According to Kami Waden, the assistant director of fitness and wellness at the Robert H. Ewalt Student Recreation Center, students should look no further than the gym when attempting to relieve stress.
Waden said the benefits of a healthy lifestyle far outweigh the negative effects that can result from being unhealthy. She said there are both mental and physical benefits from working out.
“Depending on your goals and what you want to do – you can maintain your weight, lose weight, actually even gain weight through muscle mass,” Waden said. “You need to work out physically just for the purpose of having a healthy life and sleeping well at night.”
Waden said working out increases a person’s energy level and metabolism. She said students especially need these benefits in their lives in order to cope with the high stress levels they experience on a consistent basis.
“The mental side leads to the stress aspect of it,” she said. “It helps us relieve stress and stay focused, and I think it helps us to be successful overall.”
Waden said she often observes the student body in order to assess the overall health of Tech students. She said she thinks the health of the student body as a whole seems ok, but she is concerned with the generations to come.
Waden said something students don’t think about is the fact that many businesses take the health of their potential employees into consideration.
“A lot of businesses are looking at people physically,” she said, “and if you’re obese, they more than likely are not going to hire you.”
She said this is because of insurance and the fact that health issues are usually inevitable for obese individuals.
Waden said companies are not allowed to discriminate based on appearance, but they can come up with other reasons not to hire someone if obesity is one of their concerns.
“People don’t want to associate obesity with a lot of diseases that are out there,” she said, “but I guarantee you when people start to get on a healthy track and they do start to lose weight, and they lose that fat that is surrounding all of their organs and making it hard for their heart to operate, they find out that they feel a lot better.”
She said obesity could also have negative effects on people’s social lives.
“We’re all very conscious of how we look, especially with society and magazines and everyone telling us how we should look,” she said. “There is a huge mental and social aspect that comes into play where you start to believe that you’re not good enough and obesity often can lead to depression.”
Waden said she understands that some people will be larger than others due to genetics and other factors. She said when people become obese though, it is usually a result of lack of self-control regarding exercise and a healthy diet.
She said genetics can play a part in obesity, but it accounts for a small percentage.
“Depression can easily set in,” she said. “It’s a domino effect. You’re tired, you don’t want to be around anybody, you sleep, sit on the couch and watch TV. It reduces social interaction.”
Waden said the Rec Center offers several ways for students to exercise and reach their fitness goals.

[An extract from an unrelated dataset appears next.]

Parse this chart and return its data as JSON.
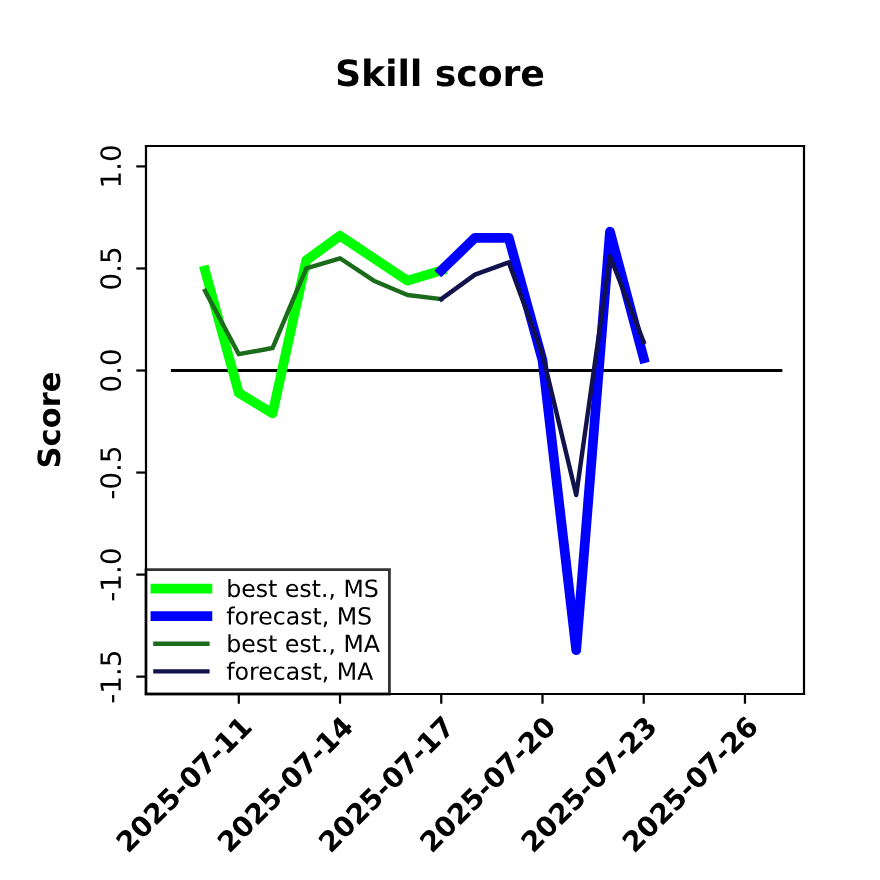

She said Raider X group fitness classes are offered for free and personal training at the recreation center is relatively inexpensive.
“These classes are great for people who don’t really know where to start,” she said. “You might mentally be ready and have that desire, but you don’t know what to do.”

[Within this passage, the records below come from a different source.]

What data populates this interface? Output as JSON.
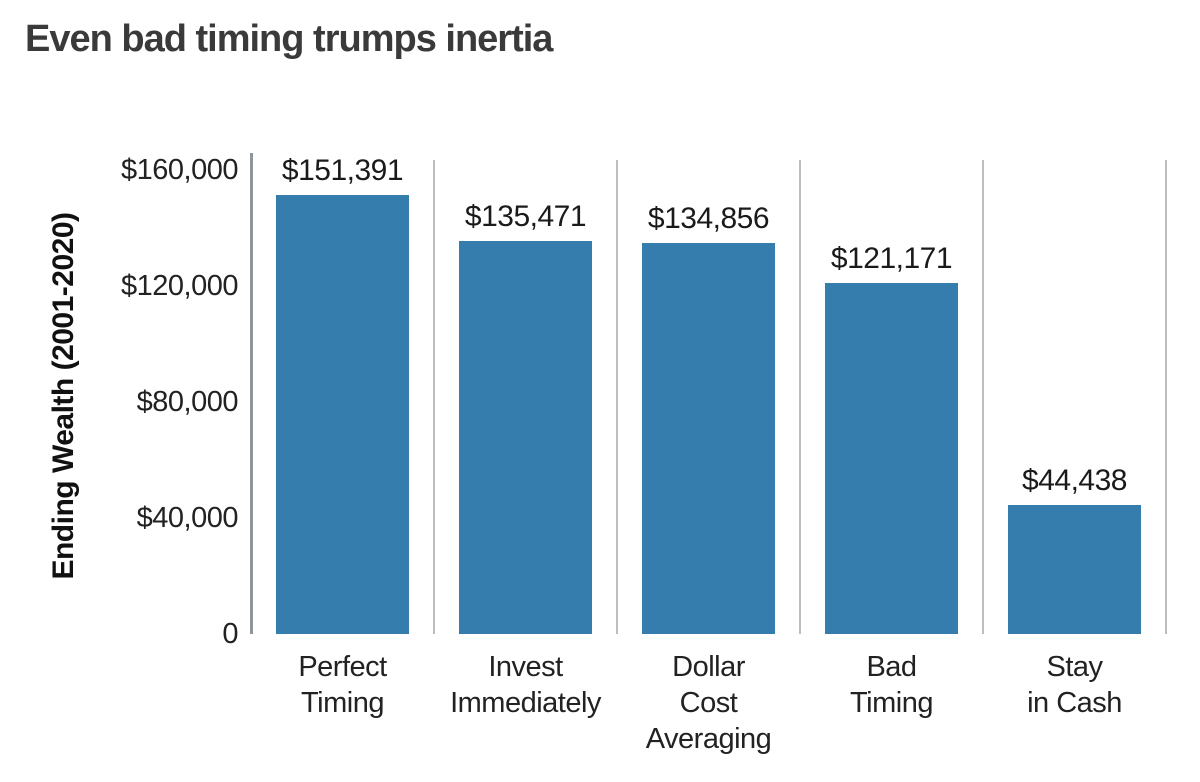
{
  "title": "Even bad timing trumps inertia",
  "chart_data": {
    "type": "bar",
    "title": "Even bad timing trumps inertia",
    "ylabel": "Ending Wealth (2001-2020)",
    "xlabel": "",
    "ylim": [
      0,
      160000
    ],
    "grid": "vertical-gridlines-only",
    "legend": "none",
    "categories": [
      [
        "Perfect",
        "Timing"
      ],
      [
        "Invest",
        "Immediately"
      ],
      [
        "Dollar",
        "Cost",
        "Averaging"
      ],
      [
        "Bad",
        "Timing"
      ],
      [
        "Stay",
        "in Cash"
      ]
    ],
    "values": [
      151391,
      135471,
      134856,
      121171,
      44438
    ],
    "value_labels": [
      "$151,391",
      "$135,471",
      "$134,856",
      "$121,171",
      "$44,438"
    ],
    "yticks": [
      {
        "value": 160000,
        "label": "$160,000"
      },
      {
        "value": 120000,
        "label": "$120,000"
      },
      {
        "value": 80000,
        "label": "$80,000"
      },
      {
        "value": 40000,
        "label": "$40,000"
      },
      {
        "value": 0,
        "label": "0"
      }
    ],
    "colors": {
      "bar": "#347dac",
      "axis_line": "#8e959b",
      "gridline": "#b9bec3",
      "label_text": "#222222",
      "title_text": "#3a3a3a"
    }
  }
}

“Our Raider X and Raider X2 classes are really fantastic because you have an instructor and you have someone who is going to work you out,” she said. “You might be in a group and you might be in the back but if you just show up and keep showing up you’ll get a fantastic workout.”
Waden said she thinks the choice to get fit ultimately comes down to having a positive attitude.
Nicole Deanda, a junior exercise and sports science major, said she teaches several Raider X classes at the Rec Center. She said the health problems she has seen on her dad’s side of her family inspired her to become passionate about fitness.
“I think you are what you put into your body, and that’s why I do my best to take care of myself,” Deanda said. “I really love seeing people’s self confidence build up and that’s probably one of the most rewarding things – to know that you helped them reach the point that they wanted to be at.”